In a nutshell, the MDBP aims to set limits on how much water can be extracted or diverted from the system's river network. The ultimate goal is to increase the amount of water that stays in the system, to improve the environment, while balancing the needs of farmers and communities.
The new laws allow the Commonwealth to pursue entitlements to hundreds of gigalitres for this purpose through water buybacks.
Depending on how much rain has fallen over a catchment, farmers can use their entitlements to draw water from the rivers and channels. Once an entitlement is transferred to the Commonwealth, the farmer loses their right to extract that water.
Environment groups welcome buybacks as an efficient tool to boost the health of river system, but basin communities, food manufacturers and farm groups say buybacks leave the regions worse off.
That's because when a farmer sells their entitlement to the Commonwealth, water that has typically been used to grow food or cotton can no longer be used for farming.
Government modelling shows potential knock-on effects of buybacks
Since 2009, more than 2,100 gigalitres of water each year has been allocated to the environment across the basin, most of it through farming, including buybacks and irrigation upgrades.
Under the updated legislation, there is now a shortfall of around 750 gigalitres of water each year, yet to be allocated to the environment by 2027.
Some of that water could be found via state-run infrastructure projects.

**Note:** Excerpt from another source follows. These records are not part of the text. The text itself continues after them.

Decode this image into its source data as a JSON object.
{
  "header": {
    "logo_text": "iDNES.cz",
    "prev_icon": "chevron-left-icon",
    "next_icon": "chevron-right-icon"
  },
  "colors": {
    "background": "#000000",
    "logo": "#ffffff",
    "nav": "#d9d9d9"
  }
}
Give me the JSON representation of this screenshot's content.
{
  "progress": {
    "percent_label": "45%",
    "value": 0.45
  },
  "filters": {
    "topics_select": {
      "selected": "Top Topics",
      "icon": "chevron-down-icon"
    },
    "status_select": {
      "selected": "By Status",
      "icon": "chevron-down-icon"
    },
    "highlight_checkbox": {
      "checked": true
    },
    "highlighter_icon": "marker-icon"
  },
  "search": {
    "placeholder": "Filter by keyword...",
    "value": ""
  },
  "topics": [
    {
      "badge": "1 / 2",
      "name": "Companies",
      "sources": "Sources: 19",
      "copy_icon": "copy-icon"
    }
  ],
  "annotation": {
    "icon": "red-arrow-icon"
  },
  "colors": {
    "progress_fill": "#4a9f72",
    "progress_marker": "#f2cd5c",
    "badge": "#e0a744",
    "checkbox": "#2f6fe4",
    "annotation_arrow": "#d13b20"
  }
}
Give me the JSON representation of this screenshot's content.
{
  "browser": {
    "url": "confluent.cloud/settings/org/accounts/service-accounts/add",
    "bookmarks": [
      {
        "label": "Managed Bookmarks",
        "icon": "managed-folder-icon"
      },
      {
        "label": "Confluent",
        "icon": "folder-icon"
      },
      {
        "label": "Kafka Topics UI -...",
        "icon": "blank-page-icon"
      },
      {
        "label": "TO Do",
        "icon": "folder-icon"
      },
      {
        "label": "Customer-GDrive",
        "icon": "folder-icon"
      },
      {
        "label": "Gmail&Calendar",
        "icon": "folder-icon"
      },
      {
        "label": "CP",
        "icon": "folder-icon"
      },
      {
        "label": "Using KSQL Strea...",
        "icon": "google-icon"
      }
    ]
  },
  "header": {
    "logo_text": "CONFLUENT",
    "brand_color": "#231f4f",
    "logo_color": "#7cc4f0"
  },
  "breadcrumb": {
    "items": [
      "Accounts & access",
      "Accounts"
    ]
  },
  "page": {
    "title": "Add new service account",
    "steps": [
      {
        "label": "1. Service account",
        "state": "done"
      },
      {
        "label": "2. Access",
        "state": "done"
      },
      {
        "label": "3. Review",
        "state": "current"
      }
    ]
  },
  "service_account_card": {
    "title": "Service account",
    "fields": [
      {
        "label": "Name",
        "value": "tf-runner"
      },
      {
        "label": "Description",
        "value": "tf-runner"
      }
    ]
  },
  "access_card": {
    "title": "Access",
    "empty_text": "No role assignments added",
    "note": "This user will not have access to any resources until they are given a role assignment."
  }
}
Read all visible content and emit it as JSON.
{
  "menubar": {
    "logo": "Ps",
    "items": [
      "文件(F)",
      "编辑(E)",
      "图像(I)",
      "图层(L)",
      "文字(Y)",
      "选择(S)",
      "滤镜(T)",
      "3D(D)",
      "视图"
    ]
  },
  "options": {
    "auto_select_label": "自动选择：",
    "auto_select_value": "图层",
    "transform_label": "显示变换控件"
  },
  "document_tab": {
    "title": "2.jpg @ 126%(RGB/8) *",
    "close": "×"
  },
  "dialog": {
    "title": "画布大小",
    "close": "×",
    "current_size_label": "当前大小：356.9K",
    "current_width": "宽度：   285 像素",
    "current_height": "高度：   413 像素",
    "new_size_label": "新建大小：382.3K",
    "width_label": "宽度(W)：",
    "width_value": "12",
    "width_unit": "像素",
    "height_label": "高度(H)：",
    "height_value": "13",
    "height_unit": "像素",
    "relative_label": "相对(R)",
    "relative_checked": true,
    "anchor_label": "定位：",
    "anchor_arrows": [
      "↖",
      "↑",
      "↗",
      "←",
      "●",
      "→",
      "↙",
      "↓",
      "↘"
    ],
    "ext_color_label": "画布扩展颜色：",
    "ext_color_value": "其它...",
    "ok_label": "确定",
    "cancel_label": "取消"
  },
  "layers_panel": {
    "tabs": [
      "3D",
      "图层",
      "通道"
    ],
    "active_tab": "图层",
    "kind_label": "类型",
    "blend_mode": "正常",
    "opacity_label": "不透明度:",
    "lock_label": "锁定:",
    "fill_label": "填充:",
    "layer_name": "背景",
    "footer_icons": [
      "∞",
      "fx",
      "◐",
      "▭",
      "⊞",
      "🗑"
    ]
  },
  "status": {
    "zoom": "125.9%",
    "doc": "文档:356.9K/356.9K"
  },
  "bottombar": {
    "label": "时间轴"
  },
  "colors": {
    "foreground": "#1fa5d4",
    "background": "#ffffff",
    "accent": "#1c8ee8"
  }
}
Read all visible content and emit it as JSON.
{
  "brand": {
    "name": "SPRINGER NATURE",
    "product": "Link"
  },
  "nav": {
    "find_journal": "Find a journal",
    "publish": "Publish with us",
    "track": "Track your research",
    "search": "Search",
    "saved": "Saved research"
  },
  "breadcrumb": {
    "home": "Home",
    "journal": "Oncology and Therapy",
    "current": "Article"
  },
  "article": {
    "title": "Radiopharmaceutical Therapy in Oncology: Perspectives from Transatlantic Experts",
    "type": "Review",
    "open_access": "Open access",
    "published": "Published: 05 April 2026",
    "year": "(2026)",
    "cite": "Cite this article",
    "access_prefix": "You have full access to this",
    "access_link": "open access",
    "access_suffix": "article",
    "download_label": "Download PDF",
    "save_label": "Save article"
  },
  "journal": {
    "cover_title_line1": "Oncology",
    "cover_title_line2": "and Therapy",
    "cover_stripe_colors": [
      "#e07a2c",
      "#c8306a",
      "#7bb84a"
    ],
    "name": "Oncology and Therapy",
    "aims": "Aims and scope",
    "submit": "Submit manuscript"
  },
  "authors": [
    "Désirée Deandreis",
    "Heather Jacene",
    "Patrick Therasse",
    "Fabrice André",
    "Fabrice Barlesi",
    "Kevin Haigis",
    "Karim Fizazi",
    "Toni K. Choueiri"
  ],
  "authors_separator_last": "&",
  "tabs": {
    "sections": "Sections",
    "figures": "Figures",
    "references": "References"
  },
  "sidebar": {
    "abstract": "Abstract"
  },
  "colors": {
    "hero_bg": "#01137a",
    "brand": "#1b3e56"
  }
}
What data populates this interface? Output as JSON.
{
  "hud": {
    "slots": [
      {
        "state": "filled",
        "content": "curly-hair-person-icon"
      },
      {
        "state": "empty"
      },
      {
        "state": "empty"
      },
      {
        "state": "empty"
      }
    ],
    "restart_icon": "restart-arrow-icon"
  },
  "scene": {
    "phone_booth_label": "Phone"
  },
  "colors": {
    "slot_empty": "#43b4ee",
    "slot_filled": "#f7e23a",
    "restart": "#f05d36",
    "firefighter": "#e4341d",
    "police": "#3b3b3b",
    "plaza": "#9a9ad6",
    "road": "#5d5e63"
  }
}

Recent modelling by the government's own agricultural economists, ABARES, showed that if 325 gigalitres of water entitlement was purchased from the southern basin, it would wipe more than $150 million in value from irrigated farm production each year.
It also found the price of water would go up for remaining irrigators, with rice growers expected to be most affected, and likely to be priced out of the water market.
In a statement on Thursday afternoon, Ms Plibersek said the government had taken "a steady, staged approach to recovering water, prioritising non-purchase options".
"We're soon opening tenders for the voluntary purchase of up to 70 gigalitres of water from willing sellers in parts of the southern Basin, supported by a water trading strategy released today," her statement said.
"Our implementation plan also provides transparent, clear information on how progress towards the 450-gigalitre target is tracking – helping to restore trust in this country's water management."
Deputy Nationals leader Perin Davey said any further buybacks would devastate communities and industries that rely on irrigation.
"It works for an individual, but my concern is for the whole community," Senator Davey said.
"There is an open water market, farmers can trade their water today, if they really want to sell and get out of the industry, no-one is stopping them. But when the government buys that water, that is what has gone not just from that farmer, but from the whole community," she said.
The government has not said how much it will spend on the buybacks, but separately, it announced $300 million community fund last month to help people adjust. It is unclear how or where that money will be spent.